[
https://issues.apache.org/jira/browse/AMQ-9855?focusedWorklogId=1005508&page=com.atlassian.jira.plugin.system.issuetabpanels:worklog-tabpanel#worklog-1005508
]
ASF GitHub Bot logged work on AMQ-9855:
---------------------------------------
Author: ASF GitHub Bot
Created on: 17/Feb/26 06:17
Start Date: 17/Feb/26 06:17
Worklog Time Spent: 10m
Work Description: pradeep85841 commented on PR #1659:
URL: https://github.com/apache/activemq/pull/1659#issuecomment-3912506450
> i think adding the storeContent() part to the clearUnmarshalledState() is
ok but I'm curious where/why we need to do it. The only spot I could find it
being called is when reduceMemoryFootprint is true and we are validating that
it's marshaled before calling it.
>
> I just want to make sure we fully understand the root cause of your issue
so that we can validate the fix is correct.
Hi @cshannon,
Great question. After digging into the analysis from @tabish121 and my test
results, here is the 'why':
The root cause is a state-transition gap. Currently,
clearUnmarshalledState() assumes the content bytes are already there and simply
wipes the 'live' data (String, Map, etc.). If a background task (like a memory
sweep) hits this method before marshaling is finished, the message becomes
empty—leading to the data loss I caught.
By adding a quick storeContent() check inside clearUnmarshalledState(), we
make the message 'self-healing.' It ensures that the message protects its own
data integrity regardless of the timing or threading context.
I’ve confirmed that this logic fix works perfectly without needing
synchronized locks. Since this vulnerability exists across MapMessage,
ObjectMessage, and StreamMessage as well, I’d like to apply this hardening to
all of them for consistency.
Issue Time Tracking
-------------------
Worklog Id: (was: 1005508)
Time Spent: 7h 10m (was: 7h)
> Intermittent null/empty body when consuming from a topic (vm:// transport)
> --------------------------------------------------------------------------
>
> Key: AMQ-9855
> URL: https://issues.apache.org/jira/browse/AMQ-9855
> Project: ActiveMQ
> Issue Type: Bug
> Components: AMQP, Camel
> Affects Versions: 6.2.0, 6.1.2, 6.1.6, 6.1.7
> Reporter: JJ
> Priority: Major
> Fix For: 6.3.0
>
> Time Spent: 7h 10m
> Remaining Estimate: 0h
>
> Also see AMQ-6708 This is very much the same issue but with more details. The
> op on that ticket hasn't been seen since 2017.
> We have a simple AMQ instance using Camel; It connects to an upstream remote
> server via OpenWire and subscribes to topics. It Bridges those topics to the
> local AMQ with some later Camel processing.

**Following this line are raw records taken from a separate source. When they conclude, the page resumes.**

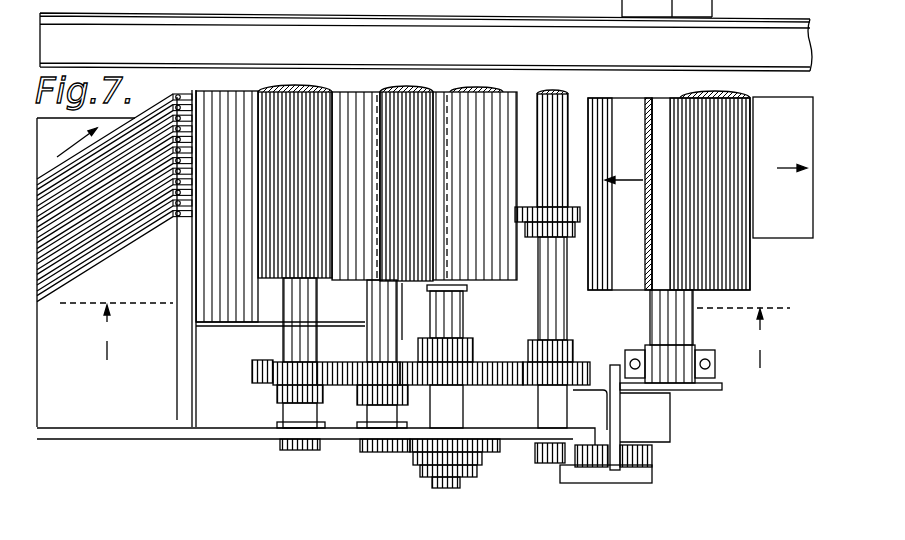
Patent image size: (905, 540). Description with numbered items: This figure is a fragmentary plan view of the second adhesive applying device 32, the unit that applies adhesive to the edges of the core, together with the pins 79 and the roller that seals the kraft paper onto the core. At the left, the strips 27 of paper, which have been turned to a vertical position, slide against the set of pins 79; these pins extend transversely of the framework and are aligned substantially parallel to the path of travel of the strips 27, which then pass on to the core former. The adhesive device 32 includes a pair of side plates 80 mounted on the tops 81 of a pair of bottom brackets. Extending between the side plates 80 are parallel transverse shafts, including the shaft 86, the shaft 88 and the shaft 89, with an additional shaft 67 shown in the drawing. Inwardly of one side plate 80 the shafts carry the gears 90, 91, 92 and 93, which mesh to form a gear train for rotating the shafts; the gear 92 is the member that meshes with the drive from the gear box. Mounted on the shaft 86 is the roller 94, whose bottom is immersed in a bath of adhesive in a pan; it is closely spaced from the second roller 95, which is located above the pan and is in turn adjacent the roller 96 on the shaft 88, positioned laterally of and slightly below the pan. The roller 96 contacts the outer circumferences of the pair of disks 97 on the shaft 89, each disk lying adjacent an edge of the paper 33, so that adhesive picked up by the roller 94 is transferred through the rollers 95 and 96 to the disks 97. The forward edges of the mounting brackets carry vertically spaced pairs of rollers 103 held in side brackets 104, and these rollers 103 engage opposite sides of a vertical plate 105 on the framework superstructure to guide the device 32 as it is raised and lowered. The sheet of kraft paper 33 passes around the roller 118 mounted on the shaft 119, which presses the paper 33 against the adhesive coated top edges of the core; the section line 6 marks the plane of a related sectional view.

The section line 6- 6 is at (425, 335).
The paper strips 27 is at (163, 202).
The second adhesive applying device 32 is at (183, 328).
The sheet of kraft paper 33 is at (627, 200).
The shaft 67 is at (372, 300).
The pins 79 is at (178, 212).
The side plates 80 is at (108, 432).
The tops of bottom brackets 81 is at (197, 367).
The transverse shaft 86 is at (288, 333).
The transverse shaft 88 is at (447, 325).
The transverse shaft 89 is at (554, 95).
The gear 90 is at (255, 378).
The gear 91 is at (356, 368).
The gear 92 is at (492, 372).
The gear 93 is at (575, 372).
The roller 94 is at (310, 95).
The second roller 95 is at (413, 91).
The roller 96 is at (498, 92).
The disks 97 is at (528, 225).
The rollers 103 is at (573, 465).
The side brackets 104 is at (612, 472).
The vertical plate 105 is at (615, 365).
The roller 118 is at (735, 90).
The shaft 119 is at (672, 330).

> The route looks like this:
> <route id="Route_SPLITTER">
> <from uri="remoteServer:topic:TOPIC_A?durableSubscriptionName=some.user"/>
> <choice>
> <when>
> <simple>${body} == null || ${body} == ''</simple>
> <log message="Received message with missing body:
> ${header.CamelMessageHistory}"/>
> </when>
> <otherwise>
> </otherwise>
> </choice>
>
> <to uri="localAMQ:topic:MY_TOPIC_A"/>
> <split streaming="true" >
> <method ref="Splitter" method="processMessage"/>
> <multicast>
> <to uri="direct:routeSorter"/>
> </multicast>
> </split>
> </route>
>
> Logging was added to make sure it wasn't an upstream issue (and it's not)
>
> The data being passed is formatted as arrays of JSON. The <to
> uri="localAMQ:topic:MY_TOPIC_A"/> just passes it untouched. The Splitter send
> a copy elsewhere to be filtered by an order number prefix.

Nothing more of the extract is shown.